LA LEY PARA EL FOMENTO DE LA VIVIENDA UN PRIMER PASO.
“La definición de vivienda económica junto con la determinación de la clase media y el sistema financiación harán que la ley produzca los efectos deseados”. — CANOPY

Con fecha 25 de mayo de 2016, fue aprobada por la Cámara de Senadores del Congreso Nacional la Ley de FOMENTO DE LA VIVIENDA Y DESARROLLO TERRITORIAL. Éste alto Cuerpo Legislativo, realizó modificaciones sobre el Proyecto de Ley aprobado por la Cámara de Diputados.
CANOPY en su interés por el desarrollo de la vivienda de clase económica ha realizado una lectura pormenorizada de la Ley, entendiendo que son muchos los puntos que se quedaron en el tintero para la reglamentación de la misma.
Ni que decir tiene, que la aprobación de la Ley ha supuesto un paso adelante, si bien, no se sabe aún fecha para su promulgación y consecuentemente, para que empiecen a correr los 90 días que hay para la aprobación de la reglamentación sobre la misma.
De los 26 puntos, que a juicio de CANOPY, están pendientes de desarrollo, a continuación, vamos a intentar profundizar, sobre los que consideramos más importantes y cuál debería ser el enfoque de los mismos desde nuestra perspectiva:
Definición de Vivienda Económica. A nuestro juicio, es muy parca la definición aprobada en la ley, debiendo ser como mínimo la siguiente: Vivienda destinada a domicilio habitual y permanente, cuya área propia no exceda de 100,00 m² que pertenezca a un proyecto aprobado por la SENAVITAT y cuyo precio máximo de venta no sobrepase 260 Salarios Mínimos Mensuales (467.211.264 guaraní).

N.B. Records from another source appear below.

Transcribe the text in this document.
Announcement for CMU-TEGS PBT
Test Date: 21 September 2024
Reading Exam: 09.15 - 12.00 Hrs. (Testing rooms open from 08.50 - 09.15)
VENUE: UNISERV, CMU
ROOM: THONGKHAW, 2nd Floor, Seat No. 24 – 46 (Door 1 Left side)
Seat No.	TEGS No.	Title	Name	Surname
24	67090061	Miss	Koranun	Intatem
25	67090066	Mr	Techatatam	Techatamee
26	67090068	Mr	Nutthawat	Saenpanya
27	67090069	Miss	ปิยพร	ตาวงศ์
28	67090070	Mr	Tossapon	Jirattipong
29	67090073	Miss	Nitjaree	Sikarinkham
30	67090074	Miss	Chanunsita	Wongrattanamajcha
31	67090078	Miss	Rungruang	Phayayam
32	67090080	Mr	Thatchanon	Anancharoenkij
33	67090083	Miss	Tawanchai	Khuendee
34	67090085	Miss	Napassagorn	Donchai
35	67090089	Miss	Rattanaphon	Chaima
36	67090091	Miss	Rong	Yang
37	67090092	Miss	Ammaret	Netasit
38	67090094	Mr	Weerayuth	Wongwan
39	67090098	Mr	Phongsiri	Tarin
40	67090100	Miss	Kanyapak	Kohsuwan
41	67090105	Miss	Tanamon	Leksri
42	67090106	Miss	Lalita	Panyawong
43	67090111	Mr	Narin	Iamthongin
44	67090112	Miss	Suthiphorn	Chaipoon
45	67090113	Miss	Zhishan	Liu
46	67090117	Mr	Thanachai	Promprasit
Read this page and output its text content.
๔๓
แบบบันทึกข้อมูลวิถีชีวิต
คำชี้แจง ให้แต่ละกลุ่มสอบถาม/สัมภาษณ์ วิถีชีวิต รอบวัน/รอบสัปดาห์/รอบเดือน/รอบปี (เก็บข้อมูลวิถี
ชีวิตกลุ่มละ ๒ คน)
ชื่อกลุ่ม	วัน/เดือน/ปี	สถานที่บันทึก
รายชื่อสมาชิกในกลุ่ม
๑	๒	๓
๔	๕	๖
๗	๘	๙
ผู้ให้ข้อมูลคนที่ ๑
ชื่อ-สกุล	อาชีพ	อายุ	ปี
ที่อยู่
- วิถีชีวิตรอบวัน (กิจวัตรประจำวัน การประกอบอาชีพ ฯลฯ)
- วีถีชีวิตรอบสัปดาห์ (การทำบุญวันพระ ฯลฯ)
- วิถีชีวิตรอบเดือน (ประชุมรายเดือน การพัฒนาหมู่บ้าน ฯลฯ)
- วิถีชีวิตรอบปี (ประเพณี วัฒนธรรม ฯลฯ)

Patrones habitacionales. Es necesario que en ellos se defina el área total en función del número de dormitorios, la superficie mínima de las piezas que debe tener la vivienda, calidad mínima que debería tener la vivienda, número de sanitarios en función de los dormitorios. De no ser así, no tendremos garantía de que la vivienda se encuentra dentro de los estándares aprobados por la autoridad de aplicación de la Ley (SENAVITAT)
Determinación de los beneficiarios. Entendemos que en función del número de salarios mínimos mensuales que reúna el solicitante y/o unidad familiar, debería de establecerse la categoría a la que se puede acceder. Una Ley como ésta tiene que fijar las ayudas a recibir por el beneficiario teniendo en cuenta los ingresos del mismo o de su unidad familiar y no supeditarlos al monto de la vivienda a adquirir.
Determinación del tanto por ciento máximo del aporte estatal. Debería establecerse en función de la categoría, teniendo que ser diferente para cada una de ellas y decreciente de menor a mayor. Esto permitirá que los beneficiarios, más desfavorecidos económicamente, puedan optar a mayores ayudas.
Establecer documentos necesarios para la carpeta del crédito complementario. No parece lógico que sean las entidades financieras las que controlen éste aspecto, no podemos olvidar que son viviendas sociales por lo que las garantías que pueden aportar los solicitantes serán muy pocas o ninguna. En nuestra opinión la garantía de ese crédito debería ser hipotecaria. No pudiendo cancelarse ésta hasta la cancelación del monto total del crédito. De no implementar la garantía hipotecaria como mecanismo, podíamos caer en la falta de garantías por el solicitante para la concesión del crédito.